Silvestro è giudicato generalmente un vescovo di scarso rilievo per la sua attività personale; tuttavia non si può fare a meno di notare che egli, a causa della politica stessa di Costantino, si trovò ad operare in una difficile situazione , nella quale – fin dal primo istante – diede ampie prove della sua abilità e prudenza.

Poiché lo scisma continuava ed i donatisti – come s’è detto – avevano fatto nuovamente appello all’Imperatore, Costantino decise di convocare ad Arles un nuovo sinodo di vescovi, invitandovi anche Silvestro. È chiaro che la posizione di Silvestro diveniva alquanto imbarazzante: sicuramente da un lato egli non voleva né poteva opporsi all’Imperatore, che mostrava in maniera aperta ed inequivocabile la sua benevolenza verso il cristianesimo; ma dall’altro, non poteva neppure accettare e convalidare con la sua presenza quell’assemblea conciliare, che appariva come un giudizio d’appello contro la sentenza formulata dal suo predecessore. Per questi motivi, Silvestro adottò una linea di condotta prudente, inviando al sinodo di Arles come suoi rappresentanti i preti Claudiano e Vito, accompagnati dai diaconi Ciriaco ed Eusebio. Il concilio, comunque, riconfermò la condanna dei donatisti pronunziata da Milziade e, approfittando del trovarsi riunito, trattò anche di altre questioni, formulando alcuni canoni, uno dei quali chiede a Silvestro di notificare a tutti ogni anno la data della Pasqua.

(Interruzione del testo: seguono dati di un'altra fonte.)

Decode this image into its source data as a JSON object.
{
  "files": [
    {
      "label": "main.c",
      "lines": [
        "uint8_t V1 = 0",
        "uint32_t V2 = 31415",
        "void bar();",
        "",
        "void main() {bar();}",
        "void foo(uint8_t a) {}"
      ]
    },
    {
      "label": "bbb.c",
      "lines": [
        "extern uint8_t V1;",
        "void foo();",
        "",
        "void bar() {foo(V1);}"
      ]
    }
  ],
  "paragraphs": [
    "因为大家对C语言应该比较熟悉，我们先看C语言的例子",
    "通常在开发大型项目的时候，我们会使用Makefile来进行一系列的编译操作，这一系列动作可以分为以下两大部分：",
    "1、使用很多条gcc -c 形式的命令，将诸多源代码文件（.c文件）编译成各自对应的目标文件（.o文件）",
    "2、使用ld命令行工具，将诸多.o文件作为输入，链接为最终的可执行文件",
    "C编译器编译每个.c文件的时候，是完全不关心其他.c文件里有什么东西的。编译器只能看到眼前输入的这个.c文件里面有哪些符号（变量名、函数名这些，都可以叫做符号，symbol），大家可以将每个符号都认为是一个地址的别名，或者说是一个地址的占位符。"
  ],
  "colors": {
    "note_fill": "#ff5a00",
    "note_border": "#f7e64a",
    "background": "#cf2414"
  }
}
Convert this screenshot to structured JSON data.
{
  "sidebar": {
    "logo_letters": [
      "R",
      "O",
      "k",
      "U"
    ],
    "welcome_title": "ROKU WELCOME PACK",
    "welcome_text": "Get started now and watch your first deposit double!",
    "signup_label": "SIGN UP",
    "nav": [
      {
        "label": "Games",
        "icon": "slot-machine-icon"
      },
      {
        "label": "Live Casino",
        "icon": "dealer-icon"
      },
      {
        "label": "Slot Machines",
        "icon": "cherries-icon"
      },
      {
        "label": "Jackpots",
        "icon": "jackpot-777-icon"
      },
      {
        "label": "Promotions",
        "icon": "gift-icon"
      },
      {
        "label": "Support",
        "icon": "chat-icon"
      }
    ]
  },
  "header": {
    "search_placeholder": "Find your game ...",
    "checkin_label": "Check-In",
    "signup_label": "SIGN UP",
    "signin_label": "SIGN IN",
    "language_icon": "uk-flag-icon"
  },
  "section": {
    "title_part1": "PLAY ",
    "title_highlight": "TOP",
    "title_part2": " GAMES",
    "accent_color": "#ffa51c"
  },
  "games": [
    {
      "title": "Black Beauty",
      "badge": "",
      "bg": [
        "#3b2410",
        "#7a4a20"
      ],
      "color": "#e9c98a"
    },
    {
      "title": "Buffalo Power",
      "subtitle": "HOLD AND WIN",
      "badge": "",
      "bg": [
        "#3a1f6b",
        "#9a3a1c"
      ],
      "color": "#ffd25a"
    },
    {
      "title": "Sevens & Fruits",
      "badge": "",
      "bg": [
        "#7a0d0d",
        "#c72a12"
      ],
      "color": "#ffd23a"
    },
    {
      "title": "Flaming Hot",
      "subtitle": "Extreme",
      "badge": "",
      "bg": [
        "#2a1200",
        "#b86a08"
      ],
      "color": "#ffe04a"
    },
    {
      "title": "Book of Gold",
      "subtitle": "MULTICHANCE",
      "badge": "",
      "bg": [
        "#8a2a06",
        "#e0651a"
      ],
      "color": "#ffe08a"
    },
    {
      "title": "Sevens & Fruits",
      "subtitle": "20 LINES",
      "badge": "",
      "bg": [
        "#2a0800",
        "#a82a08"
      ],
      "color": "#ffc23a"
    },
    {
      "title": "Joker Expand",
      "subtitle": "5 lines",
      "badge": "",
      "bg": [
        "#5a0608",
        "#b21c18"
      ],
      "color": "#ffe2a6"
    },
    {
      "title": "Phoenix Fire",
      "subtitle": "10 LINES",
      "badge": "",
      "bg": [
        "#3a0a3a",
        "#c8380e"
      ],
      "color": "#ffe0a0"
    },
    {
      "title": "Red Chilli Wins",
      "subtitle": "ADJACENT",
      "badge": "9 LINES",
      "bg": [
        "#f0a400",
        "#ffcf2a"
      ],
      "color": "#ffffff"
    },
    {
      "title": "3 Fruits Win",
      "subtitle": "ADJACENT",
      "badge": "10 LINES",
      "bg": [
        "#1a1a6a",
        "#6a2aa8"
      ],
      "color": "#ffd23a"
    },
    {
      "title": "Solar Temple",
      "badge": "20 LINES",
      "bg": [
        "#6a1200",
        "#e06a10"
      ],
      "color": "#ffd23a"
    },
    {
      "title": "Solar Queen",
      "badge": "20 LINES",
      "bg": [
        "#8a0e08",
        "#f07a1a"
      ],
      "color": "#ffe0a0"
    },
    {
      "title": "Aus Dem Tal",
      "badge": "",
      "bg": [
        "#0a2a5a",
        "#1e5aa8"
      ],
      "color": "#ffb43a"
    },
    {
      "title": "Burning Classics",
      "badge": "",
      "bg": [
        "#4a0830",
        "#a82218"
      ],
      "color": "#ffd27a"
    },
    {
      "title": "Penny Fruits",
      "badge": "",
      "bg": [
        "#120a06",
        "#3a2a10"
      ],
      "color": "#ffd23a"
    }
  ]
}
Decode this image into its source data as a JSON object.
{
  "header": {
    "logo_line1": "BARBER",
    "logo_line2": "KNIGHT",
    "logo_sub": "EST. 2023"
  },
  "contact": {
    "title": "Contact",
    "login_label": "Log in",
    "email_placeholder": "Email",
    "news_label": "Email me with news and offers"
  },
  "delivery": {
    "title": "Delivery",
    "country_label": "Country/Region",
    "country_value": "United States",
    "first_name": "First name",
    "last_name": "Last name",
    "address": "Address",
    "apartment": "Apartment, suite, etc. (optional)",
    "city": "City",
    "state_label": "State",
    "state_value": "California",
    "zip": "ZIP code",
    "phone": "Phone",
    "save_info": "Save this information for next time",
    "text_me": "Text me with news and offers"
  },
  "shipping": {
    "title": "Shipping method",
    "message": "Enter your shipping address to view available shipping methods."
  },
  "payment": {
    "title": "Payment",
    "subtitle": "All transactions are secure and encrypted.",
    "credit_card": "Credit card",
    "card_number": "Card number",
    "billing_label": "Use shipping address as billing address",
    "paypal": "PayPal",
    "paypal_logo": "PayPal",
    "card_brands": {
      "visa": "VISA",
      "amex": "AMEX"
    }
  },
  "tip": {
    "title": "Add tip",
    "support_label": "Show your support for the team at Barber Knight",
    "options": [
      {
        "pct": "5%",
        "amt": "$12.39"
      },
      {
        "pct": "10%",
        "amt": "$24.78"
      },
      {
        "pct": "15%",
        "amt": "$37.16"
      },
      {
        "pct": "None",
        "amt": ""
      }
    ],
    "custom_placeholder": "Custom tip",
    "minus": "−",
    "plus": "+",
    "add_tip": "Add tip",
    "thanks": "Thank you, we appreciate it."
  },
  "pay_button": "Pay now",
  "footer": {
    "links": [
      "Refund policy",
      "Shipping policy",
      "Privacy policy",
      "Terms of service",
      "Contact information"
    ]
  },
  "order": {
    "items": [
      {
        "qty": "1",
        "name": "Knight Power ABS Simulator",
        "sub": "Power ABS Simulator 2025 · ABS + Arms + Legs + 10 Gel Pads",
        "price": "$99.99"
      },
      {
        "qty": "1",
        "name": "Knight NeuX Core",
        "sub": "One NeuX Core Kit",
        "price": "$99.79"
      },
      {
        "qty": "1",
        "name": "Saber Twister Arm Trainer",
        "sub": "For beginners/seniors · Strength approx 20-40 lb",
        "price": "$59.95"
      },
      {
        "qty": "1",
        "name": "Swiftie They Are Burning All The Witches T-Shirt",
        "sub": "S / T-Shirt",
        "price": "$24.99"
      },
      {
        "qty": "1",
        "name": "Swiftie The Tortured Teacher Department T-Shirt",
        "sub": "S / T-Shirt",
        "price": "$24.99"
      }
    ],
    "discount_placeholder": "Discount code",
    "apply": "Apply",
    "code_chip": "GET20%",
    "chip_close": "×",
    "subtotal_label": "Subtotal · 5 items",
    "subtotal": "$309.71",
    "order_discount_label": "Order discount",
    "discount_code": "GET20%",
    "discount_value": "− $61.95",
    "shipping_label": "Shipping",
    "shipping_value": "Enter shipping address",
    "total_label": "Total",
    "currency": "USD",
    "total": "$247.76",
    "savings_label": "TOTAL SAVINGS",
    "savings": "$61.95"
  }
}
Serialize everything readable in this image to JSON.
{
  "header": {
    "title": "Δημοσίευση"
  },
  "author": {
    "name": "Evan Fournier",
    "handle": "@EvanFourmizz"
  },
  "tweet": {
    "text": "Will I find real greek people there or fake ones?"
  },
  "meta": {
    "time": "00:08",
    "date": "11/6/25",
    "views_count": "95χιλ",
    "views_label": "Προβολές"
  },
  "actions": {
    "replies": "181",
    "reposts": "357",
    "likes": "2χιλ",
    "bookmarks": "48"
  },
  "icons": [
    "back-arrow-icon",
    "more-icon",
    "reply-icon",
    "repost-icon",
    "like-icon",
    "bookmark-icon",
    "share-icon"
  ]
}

Questi canoni furono inviati a Silvestro affinché li pubblicasse (senza tuttavia sottoporli ad una sua vera e propria approvazione), unitamente ad una lettera sinodale, nella quale i vescovi lamentano la sua assenza, pur constatando ch’egli non poteva abbandonare la città ove avevano risieduto e versato il loro sangue i Santissimi Apostoli Pietro e Paolo. Ed a tale proposito si è da più parti osservato che molto probabilmente quello fu il motivo addotto da Silvestro per non partire da Roma e far rilevare al tempo stesso il carattere e l’importanza della sua sede. Importanza che, nella lettera sinodale, non viene tuttavia chiaramente espressa, sebbene lasci trasparire il riconoscimento di un primato sull’Occidente.

Lo scisma nella Chiesa, comunque, era tutt’altro che ricomposto. I donatisti continuarono ad operare e di loro, nell’anno 316, dovette occuparsi il tribunale stesso dell’Imperatore con sede a Milano, reso edotto da inchieste molto minuziose dei rappresentanti imperiali in Africa e che portò alla formulazione di una nuova condanna[2], senza che tuttavia sortisse alcun effetto. Per arrivare ad una soluzione, esaminata la causa, Costantino decise di buttare sulla bilancia il peso dell’autorità secolare e nella primavera del 317 promulgò una legge severissima contro gli scismatici che ordinava di consegnare le loro chiese. Si innescò in tal modo una reazione a catena: sicuri di se stessi, ostinati nelle loro convinzioni, i donatisti rifiutarono e resistettero. Intervenne allora l’esercito che diede il via alla repressione: scoppiarono torbidi violenti e ci furono vittime onorate al pari dei martiri. L’ostinazione degli scismatici ebbe alla fine la meglio sul potere e Costantino, nel maggio del 321, si rassegnò ad accordare loro la tolleranza[3].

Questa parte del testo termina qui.